Sydney Swans coach John Longmire has heaped praise on "class player" Isaac Heeney after the gun forward returned from a week on the sidelines to kick three goals as the Swans beat Collingwood by 30 points.
Heeney missed the nine-point loss to Melbourne last week when he felt soreness in the right ankle that he injured badly and had surgery on last year.
The week off also gave Heeney time to better recover from a broken right hand sustained in the round four clash with Essendon that remarkably only forced him to miss one match.
The 25-year-old returned to kick three goals and gather 22 disposals, with his polish with ball in hand and competitiveness in the forward half helping the Swans overrun the fast-starting Magpies.
"He was really sore last week. If he was feeling fit he certainly could've made a difference for us. But he needed the week off, his ankle was sore and he was banged up in a few areas," Longmire said.
"We're just hopeful that he can stay like that. He's energetic, his workrate is fantastic, he's a class player.
"We had a couple of players that provided that energy, whether around the scramble or in the forward 50, and that allowed us to get back in the game, and Isaac with his class finishing certainly helps."
Heeney’s influence in the Swans’ forward line was crucial as Lance Franklin’s impact was reduced as part of an intriguing match-up with the Magpies’ 189cm defender Brayden Maynard.
Franklin spent much of the game playing away from the goal-square, with Maynard following the superstar forward whenever he ventured further up the field.
Franklin finished the day with two goals from 12 disposals, while Maynard collected 29 disposals with eight intercepts and 10 rebound 50s.

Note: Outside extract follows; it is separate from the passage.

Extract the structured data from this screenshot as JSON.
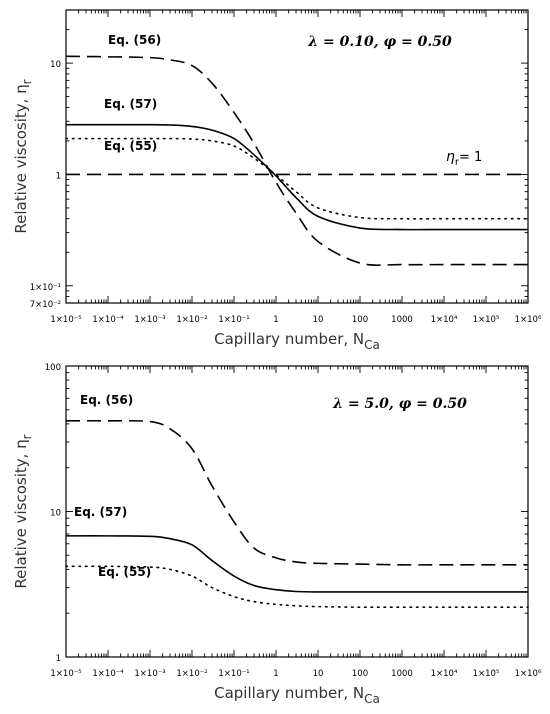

The Swans’ young tall forward Hayden McLean was often stationed closer to goal and opposed to the Pies’ Darcy Moore.
"It's usually the opposition defenders that dictate who the match ups are on. They might've been keen for Moore to play that intercepting marking role, he took 19 marks last week, so we were conscious of that and reducing his effectiveness,” Longmire said.
"It was important for us to make sure that Moore in particular wasn't able to take those intercepting marks and rebound effectively.”